Robotar'ın aksamlarından, incileyin görünümde, iri suyumsu damlalar, tercikler ve acayip kokulu saydam akıntılar sızıyordu, belki oda doyuma ulaşmayı öğreniyordu giderek, partnerinin onun için yarattığı tehlike veya hoşnutluklar, onda giderek bir yeteneğe dönüşüyor ve kendini geliştiriyordu zamanın akışında...
'Yağmur hiç dinmiyor, her damla bir ateş sanki' diye nerenin folklorundan öğrendiğini bilmediğim bir şarkı tutturunca, birden titrediğimi hissettim.
İnsandı bu!..
Ama hangi zamanın, hangi çağın, hangi coğrafyanın şarkısıydı bu, milyonlarca zaman türü olduğunu biliyorduk, bilmemiz olanaksız artık, o kendini göstermedikçe!..
Makine zaman içinde metodolojik bir doyum geleneğine kavuşmuştu sanırım. Bu ona daha çok bağlanmama yol açabilirdi.
...
O günden sonra onu bir daha aramadım. Robotar bensiz yapamaz hale gelmişti biliyorum. Makine sinir sistemine sahip bir ruhsal varlığa dönüşmüştü yavaş yavaş...
Yeni canlı türleri, kendini üretiyordu ve ardından tanrılar gelecekti kaçınılmazlıkla biliyorum, nedenini bir türlü çözemediğim...
45. yüzyılda biri zamanda geriye doğru yolculuk etmek istemiş, ayrımında olmadan 21. yüzyıla gelmiş, gerçekte dinozorları görmek istiyormuş, karanlık bir dehlize düşmüş yolu ve işte dinozorun sarı gözleri, parlayarak üstüne doğru gelmekteymiş, onun kendisini öldüreceğini düşünmüş ve ne mutlu bana demiş, hiç olmazsa onları görmüş olarak öleceğim. Ne yazık ki kendisini ezip geçen bir metro treniymiş.
Vızıldayarak dolaşan karadelik sürüleri, Kafka böcekleri eşliğinde, sonsuz küçüğe doğru yol alırken, zamanda geriye gitmek olasılığı vardır.
Dünyanın macerasını dairesel bir ruloya yazdığınızda, geçmiş ve geleceğe doğru yol alabilirsiniz.
Tanrı olabilirsiniz.
Amazon yerlileri Adem'in çocuklarıdır evet ama yakında havada füzeleri tutan yaratıklar görebilirsiniz.

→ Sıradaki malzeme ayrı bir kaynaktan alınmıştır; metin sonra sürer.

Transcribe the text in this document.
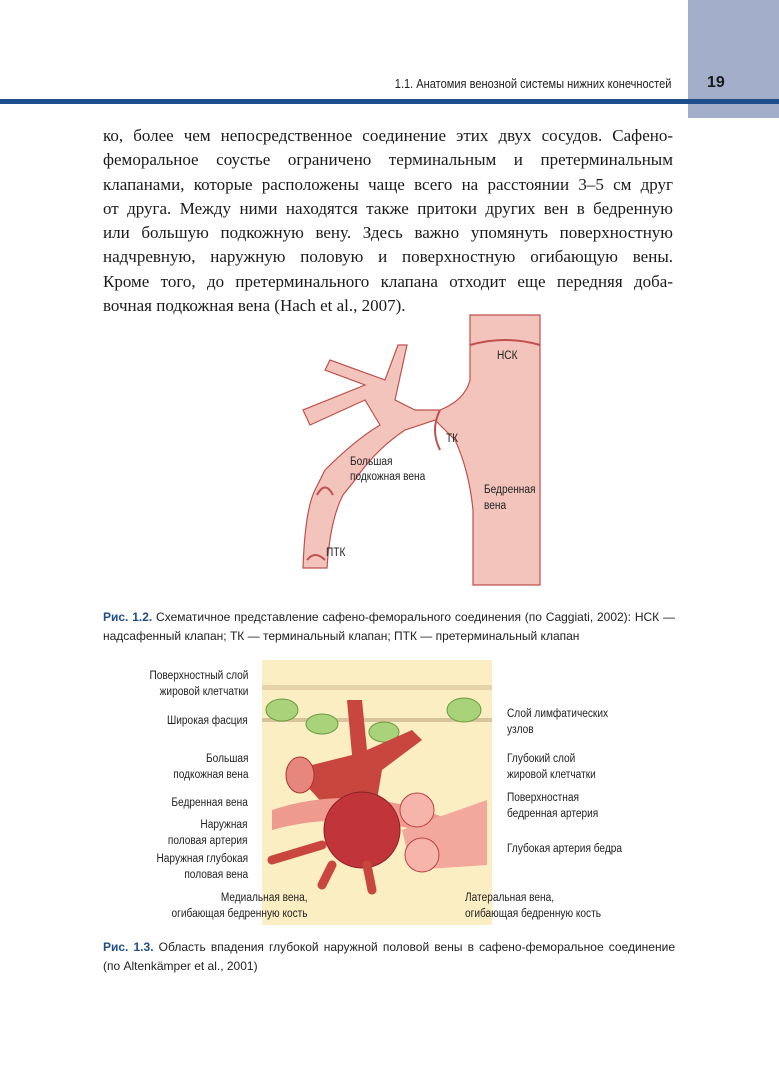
1.1. Анатомия венозной системы нижних конечностей 19

ко, более чем непосредственное соединение этих двух сосудов. Сафено-
феморальное соустье ограничено терминальным и претерминальным
клапанами, которые расположены чаще всего на расстоянии 3–5 см друг
от друга. Между ними находятся также притоки других вен в бедренную
или большую подкожную вену. Здесь важно упомянуть поверхностную
надчревную, наружную половую и поверхностную огибающую вены.
Кроме того, до претерминального клапана отходит еще передняя доба-
вочная подкожная вена (Hach et al., 2007).

НСК
ТК
Большая
подкожная вена
Бедренная
вена
ПТК
Рис. 1.2. Схематичное представление сафено-феморального соединения (по Caggiati, 2002): НСК — надсафенный клапан; ТК — терминальный клапан; ПТК — претерминальный клапан
Поверхностный слой
жировой клетчатки
Широкая фасция
Большая
подкожная вена
Бедренная вена
Наружная
половая артерия
Наружная глубокая
половая вена
Медиальная вена,
огибающая бедренную кость
Слой лимфатических
узлов
Глубокий слой
жировой клетчатки
Поверхностная
бедренная артерия
Глубокая артерия бедра
Латеральная вена,
огибающая бедренную кость
Рис. 1.3. Область впадения глубокой наружной половой вены в сафено-феморальное соединение (по Altenkämper et al., 2001)
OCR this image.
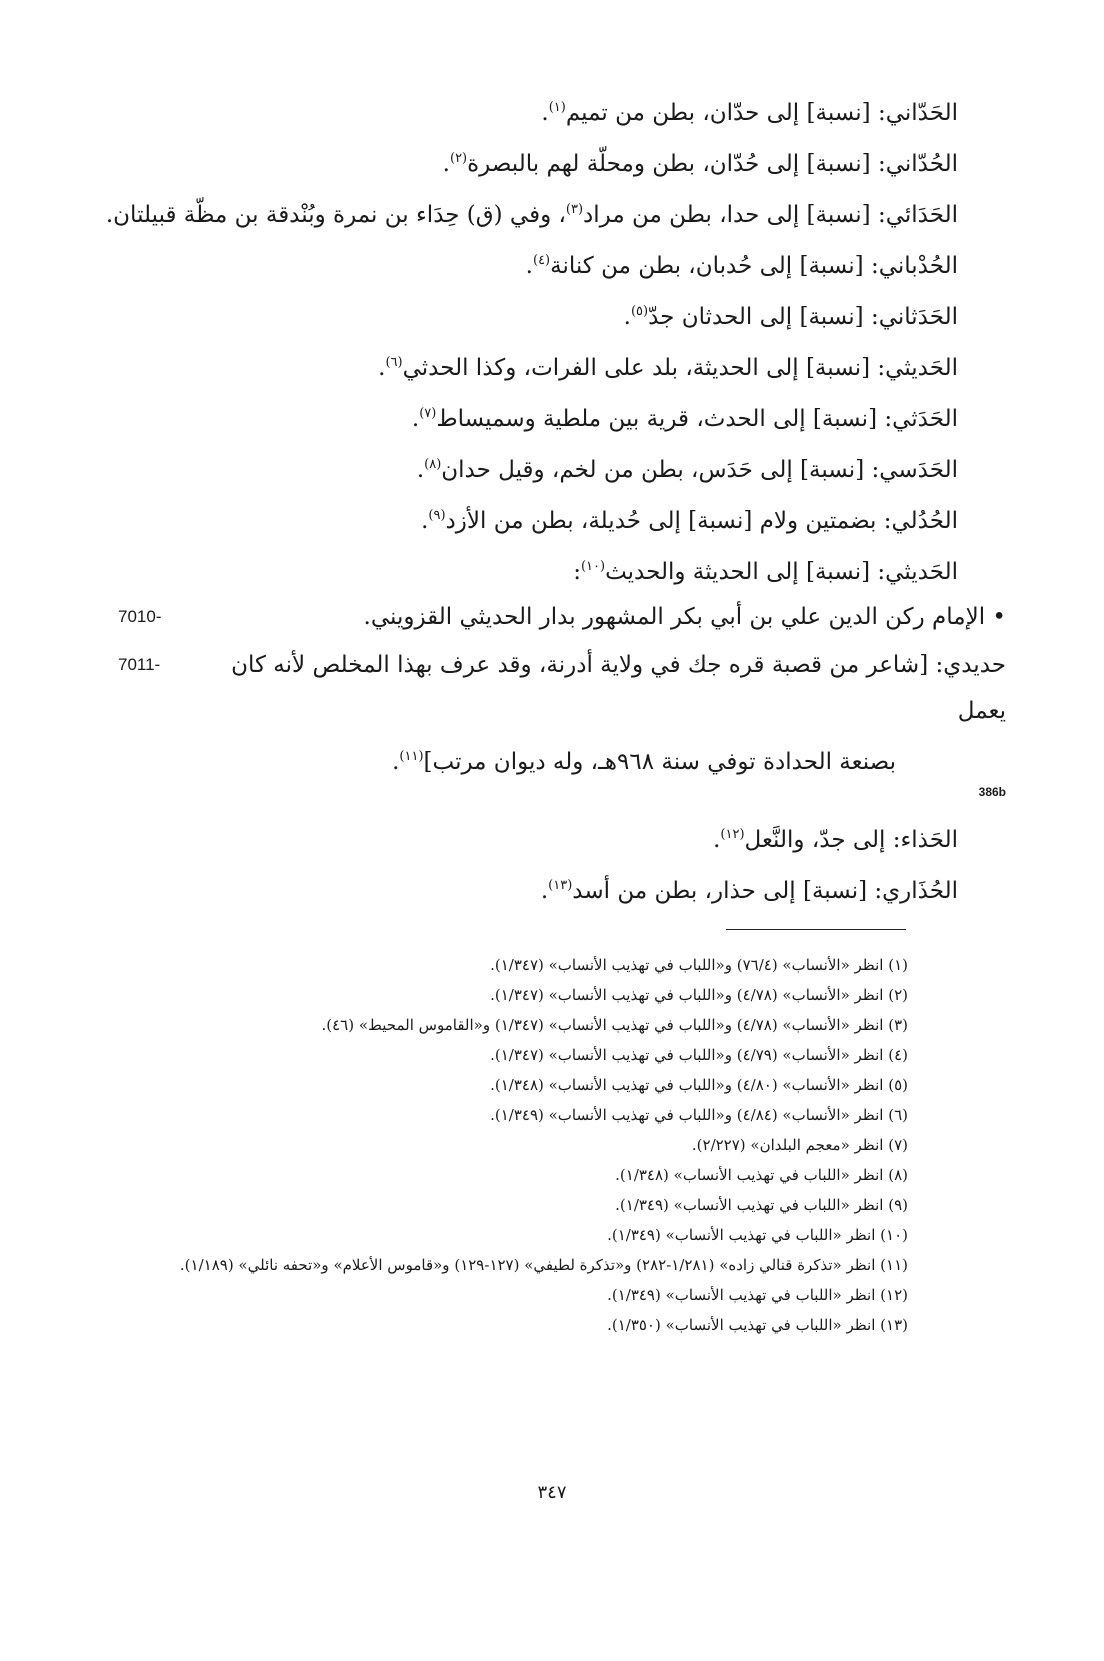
الحَدّاني: [نسبة] إلى حدّان، بطن من تميم$^{(١)}$.
الحُدّاني: [نسبة] إلى حُدّان، بطن ومحلّة لهم بالبصرة$^{(٢)}$.
الحَدَائي: [نسبة] إلى حدا، بطن من مراد$^{(٣)}$، وفي (ق) حِدَاء بن نمرة وبُنْدقة بن مظّة قبيلتان.
الحُدْباني: [نسبة] إلى حُدبان، بطن من كنانة$^{(٤)}$.
الحَدَثاني: [نسبة] إلى الحدثان جدّ$^{(٥)}$.
الحَديثي: [نسبة] إلى الحديثة، بلد على الفرات، وكذا الحدثي$^{(٦)}$.
الحَدَثي: [نسبة] إلى الحدث، قرية بين ملطية وسميساط$^{(٧)}$.
الحَدَسي: [نسبة] إلى حَدَس، بطن من لخم، وقيل حدان$^{(٨)}$.
الحُدُلي: بضمتين ولام [نسبة] إلى حُديلة، بطن من الأزد$^{(٩)}$.
الحَديثي: [نسبة] إلى الحديثة والحديث$^{(١٠)}$:
• الإمام ركن الدين علي بن أبي بكر المشهور بدار الحديثي القزويني.
7010-
حديدي: [شاعر من قصبة قره جك في ولاية أدرنة، وقد عرف بهذا المخلص لأنه كان يعمل
بصنعة الحدادة توفي سنة ٩٦٨هـ، وله ديوان مرتب]$^{(١١)}$.
7011-
386b
الحَذاء: إلى جدّ، والنَّعل$^{(١٢)}$.
الحُذَاري: [نسبة] إلى حذار، بطن من أسد$^{(١٣)}$.
(١) انظر «الأنساب» (٧٦/٤) و«اللباب في تهذيب الأنساب» (١/٣٤٧).
(٢) انظر «الأنساب» (٤/٧٨) و«اللباب في تهذيب الأنساب» (١/٣٤٧).
(٣) انظر «الأنساب» (٤/٧٨) و«اللباب في تهذيب الأنساب» (١/٣٤٧) و«القاموس المحيط» (٤٦).
(٤) انظر «الأنساب» (٤/٧٩) و«اللباب في تهذيب الأنساب» (١/٣٤٧).
(٥) انظر «الأنساب» (٤/٨٠) و«اللباب في تهذيب الأنساب» (١/٣٤٨).
(٦) انظر «الأنساب» (٤/٨٤) و«اللباب في تهذيب الأنساب» (١/٣٤٩).
(٧) انظر «معجم البلدان» (٢/٢٢٧).
(٨) انظر «اللباب في تهذيب الأنساب» (١/٣٤٨).
(٩) انظر «اللباب في تهذيب الأنساب» (١/٣٤٩).
(١٠) انظر «اللباب في تهذيب الأنساب» (١/٣٤٩).
(١١) انظر «تذكرة قنالي زاده» (١/٢٨١-٢٨٢) و«تذكرة لطيفي» (١٢٧-١٢٩) و«قاموس الأعلام» و«تحفه نائلي» (١/١٨٩).
(١٢) انظر «اللباب في تهذيب الأنساب» (١/٣٤٩).
(١٣) انظر «اللباب في تهذيب الأنساب» (١/٣٥٠).
٣٤٧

Zamanın hızı yavaşlayanları tutsak edebilir.
Düş görebilen her yaratık, zamanda olanaksızı yakalayabilir.
Bir imgedir zaman.
Dirac radyolarında tanrının çiftleştiğini görenler var.
Cinsiyetler ve ölümsüzlükler yaratan yaşam da bir olasılıktır ve evren bire bir zamana gereksinmez.
Ulumalarla yıldız kovanlarını yontuyor, güneşin ayetlerini dinliyoruz.
Dairesel zamanda Truva Savaşı'ndan hem önce, hem sonra yaşıyoruz.
Dördüncü boyuta geçerek düşmanınızın midesine siyanür yerleştirebilirsiniz. Üzerinde göller uçuşan kuğulara sahip olabilirsiniz. Koşarken gölgenizi düşürüp, yetiş ya Uranyum diye bağırabilirsiniz. Kompakt zamanın karnını doyurabilirsiniz.
Birden Randolph'un dürtmesiyle uyandım.
Bu yavan alıntılarla kimi kandırıyorsun diye bağırdı!
Sabah olmuştu.
Saatin zili alarm verir gibi çalıyordu, çığlıktan beter, ambulans sesleri geliyordu 8. Caddeden!..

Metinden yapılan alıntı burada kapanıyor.